Oak Park’s own Johnny Westmoreland started acting 21 years go. He remembers his first performance fondly. His acting instructor asked him to be in her play, Glory Train. He recalls asking her if she had a script, and she said no.
“She said, just wear all white and act like you [are] a pimp, and you [are] buying your way to heaven,” Westmoreland explained, laughing. I ain’t doing that in front of all them people! But I went ahead and did it without a script and everybody loved it. So I kept going and kept pursuing.”
Soon after, Westmoreland landed his first television commercial — for State Farm Insurance.
“I needed something to do to make people laugh. And I have a passion for it, so that’s how I started,” he said.
Since then, Westmoreland has had a thriving acting career.
He appeared in The Chi in 2019 as the main character’s dad. That led to roles on 2016’s Fatal Attraction and 2019’s Easy on Netflix. His film credits include Ebola, Shanda Did What? and Festival. Additionally, he has appeared in numerous theater productions.
Westmoreland says he prefers acting in television series because it allows for increased exposure and opportunities to stretch his acting abilities, especially with the possibility of doing more than one episode of a show.
“The audience gets to see the growth in not just a [recurring character], but hopefully in my [skills as an actor over time],” he adds.
His latest role is in Candyman, a supernatural slasher film co-written by Jordan Peele and directed by Nia DaCosta. The 2021 film is meant to be a direct sequel to the original Candyman released in 1992, ignoring the sequels done in 1995 and 1999.
Westmoreland plays the first Candyman, Samuel Evans, from the 1950s. Evans is one of many variants of Candyman who form The Hive, whose purpose is to bring the tragic truth of Black oppression to the forefront, emphasizing how systemic racism continues to justify violence against Black people, from lynching and murder to gentrification and police brutality.
He says it was an honor to play a version of such an iconic serial killer, especially because he was hand-picked by Peele, who felt Westmoreland had an uncanny resemblance to the actor who played the original Candyman in the 1992 film.
Filming the horror movie wasn’t as frightening as he imagined it was going to be.
“I thought it was going to be a very scary movie, but it wasn’t,” he says. “They used a Cyprus scanner to [disfigure my face]. I made like 20 different faces, and all of them [were] ugly. Candyman was being transformed from me and it was really cool to see the process of that.”

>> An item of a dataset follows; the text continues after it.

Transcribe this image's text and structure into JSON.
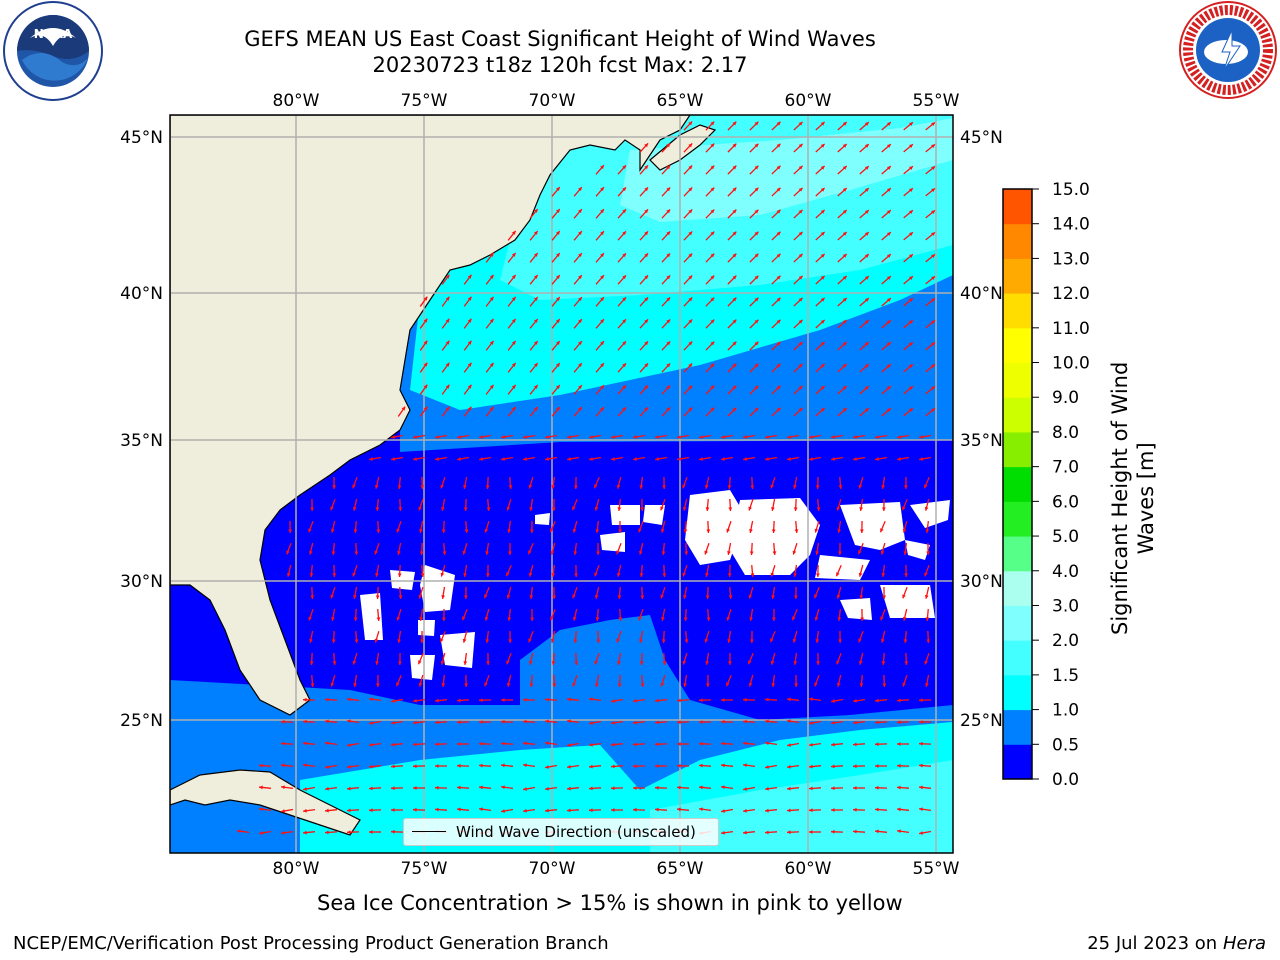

Westmoreland grew up in the Austin neighborhood of Chicago. He’s a multihyphenate artist who also plays the guitar and harmonica and has been a motivational speaker for nearly 25 years throughout the Midwest. He believes all it takes is for one person to listen and to be motivated by his talks, and that is why he continues to do speaking engagements.
“I [want] the audience to know that good can come out of the hood,” he says. “I want [kids especially] to know it doesn’t matter where you come from; it’s about striving to do your best [by letting] God lead you. Everybody [has] a purpose in life. Ask [God] what’s your purpose and your vision, and he will show you.”
Acting, motivational speaking, and giving back gives Westmoreland a great sense of personal and spiritual joy. However, he says his greatest joy comes from being a supportive father to his 17-year-old daughter. While she also has a love for acting, he is quick to note she has her own agenda for her future.
“She’s a professional dancer and singer. She can really sing. She’s been singing since she was 5, like in front of 1,500 people,” he gushed. “She’s also a much better actor than I am.”
Westmoreland moved to Oak Park in 1988, and he continues to live here because it’s a good place to raise a family, he said.
“I like the parks. It’s just a great atmosphere to live in. Everything is right at your feet, and you can’t ask for anything more.”
He credits his strong belief in God for why he never thought to move to Los Angeles, like most actors.
“God will always show me where to go; until then, I’m staying put in Oak Park.”